No ano passado publicamos um livro intitulado
Desmatamento na
Amazônia: Indo Além da Emergência Crônica, onde
apresentamos sob qual ótica o
desmatamento seria apropriado ou inapropriado. O
desmatamento
inapropriado seria aquele que visa apenas tomar posse
de terras, ocorre em
terras que não são aptas a produção pretendida
(morros, alagados, etc) e,
por conseguinte é ilegal (atinge a reserva legal e as
áreas de proteção
permanente). Por sua vez, o desmatamento apropriado
seria aquele,
necessariamente legal, mas também o realizado em solos
aptos para
agricultura e, portanto, com baixo risco de abandono
precoce da atividade. Isso
separaria o desmatamento que decorre das ações de
grilagem - como aquele
que tem afetado aceleradamente a região da Terra do
Meio e da BR-163 no
Pará, onde, segundo dados de 2003/2004, se concentram
três dos cinco
municípios campeões do desmatamento (São Félix do
Xingu, Novo Progresso,
Altamira) - daquele desmatamento autorizado e
permitido para cada
proprietário no âmbito do Código Florestal.
Definições como estas poderiam ser úteis para
qualificar o debate sobre
o desmatamento na Amazônia. No entanto, não há
profusão de tal debate.
E isto acontece pela falta de informações claras e
oficiais sobre as
origens e características do desmatamento. Quem
derruba mais, em que tipo
de fronteira e sob qual dinâmica (econômica e social)
local (e não
somente regionais ou nacional) a floresta é desmatada,
são ainda questões
sem respostas claras.
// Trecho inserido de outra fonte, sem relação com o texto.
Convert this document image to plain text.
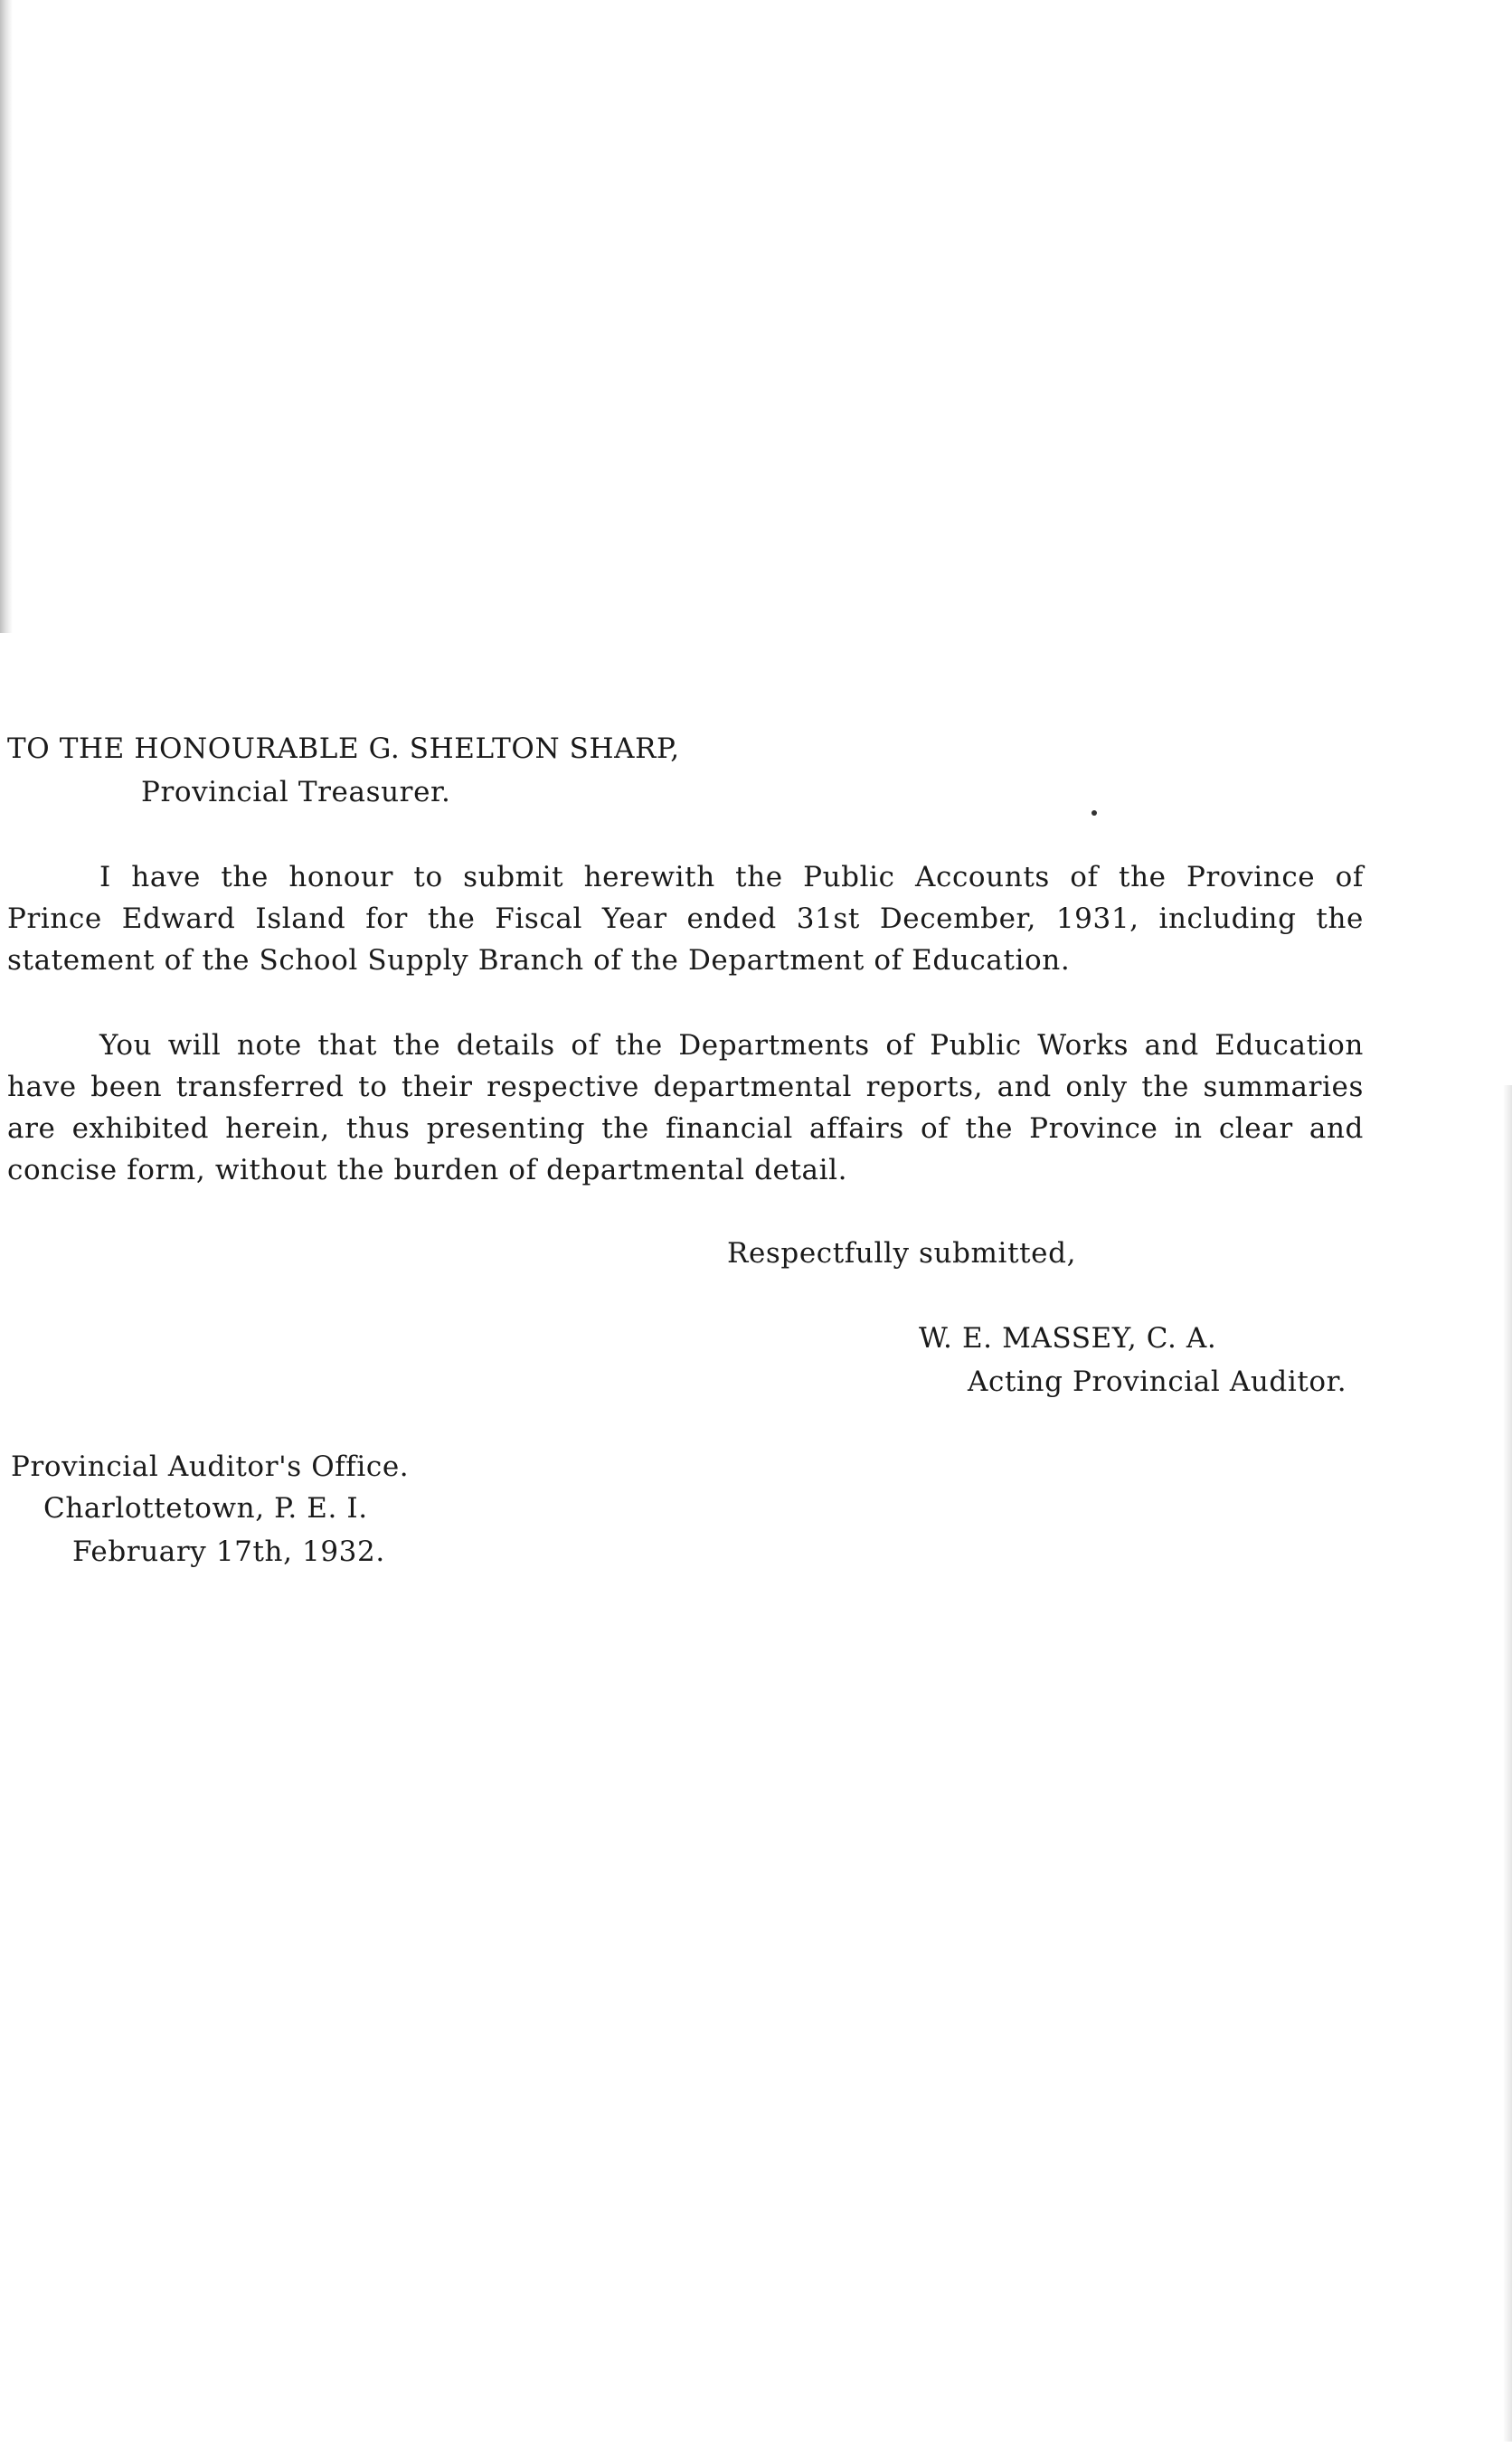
TO THE HONOURABLE G. SHELTON SHARP,
Provincial Treasurer.
I have the honour to submit herewith the Public Accounts of the Province of
Prince Edward Island for the Fiscal Year ended 31st December, 1931, including the
statement of the School Supply Branch of the Department of Education.
You will note that the details of the Departments of Public Works and Education
have been transferred to their respective departmental reports, and only the summaries
are exhibited herein, thus presenting the financial affairs of the Province in clear and
concise form, without the burden of departmental detail.
Respectfully submitted,
W. E. MASSEY, C. A.
Acting Provincial Auditor.
Provincial Auditor's Office.
Charlottetown, P. E. I.
February 17th, 1932.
Sem conhecer tais respostas,
fica difícil criar as
bases para uma escolha acertada entre desmatamento
desejável e
indesejável. Se superarmos tais entraves, será mais
fácil compreender o espanto
em relação ao anúncio das taxas de desmatamento e nos
orientarmos na
busca de uma melhor política de ocupação da Amazônia.
A correção da
miopia só será conseguida quando deixarmos de discutir
a flutuação das taxas
para debatermos de uma vez por todas que tipo de
ocupação da Amazônia
os brasileiros querem e sob quais condições.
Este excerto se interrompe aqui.